Zorbalıktan, moda dayatmalarından, endüstriyel güzellik standartlarından koruyamadığımız gençler, artık teşhirin de “influence” edilmesiyle bedenlerinin dijital kanallarda bir teşhir ürünü gibi pazarlanmasını “özgürlük” ambalajıyla normalleştiriyor.

“Normal” en tehlikeli şey bazen. Yeterli bir çoğunluk, yüksek etkileşim, dejenere olmuş bir çoğunlukla her şeyi olağanlaştırıp kademe kademe normalleştirebilirsiniz. Evet, teşhirciliği bile. Kısa vadede ilgi getiren ama uzun vadede kadının kendi kendini harcayışını hızlandıran bir istismar düzeninin normalleştirilmesine, sessizliğimizle müsaade ediyoruz her birimiz.
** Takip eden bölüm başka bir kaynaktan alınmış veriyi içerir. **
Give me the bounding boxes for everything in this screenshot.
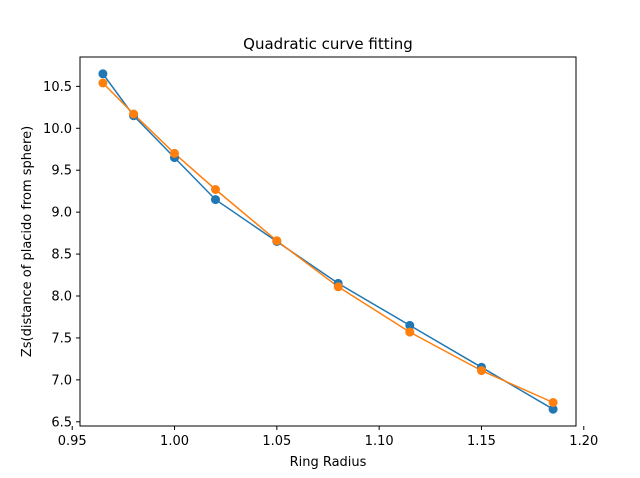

Hiçbir kadının varlığı, bedeninden ibaret değil. Hiçbir kadının bedeni, erkeklerin ya da pazarlama şirketlerinin hâkimiyet alanı değil. Gençlere, “OnlyFans” gibi platformlar üzerinden erkeklerin hazlarına hizmet ederek kolay para kazanmanın “konforlu bir gelecek projeksiyonu” olarak sunulmasına, kadın bedeninin “teşhircilik” üzerinden metalaşmasına karşı; mahremiyetin güzelliğini, karakterin biricikliğini yeniden, ısrarla anlatacağız.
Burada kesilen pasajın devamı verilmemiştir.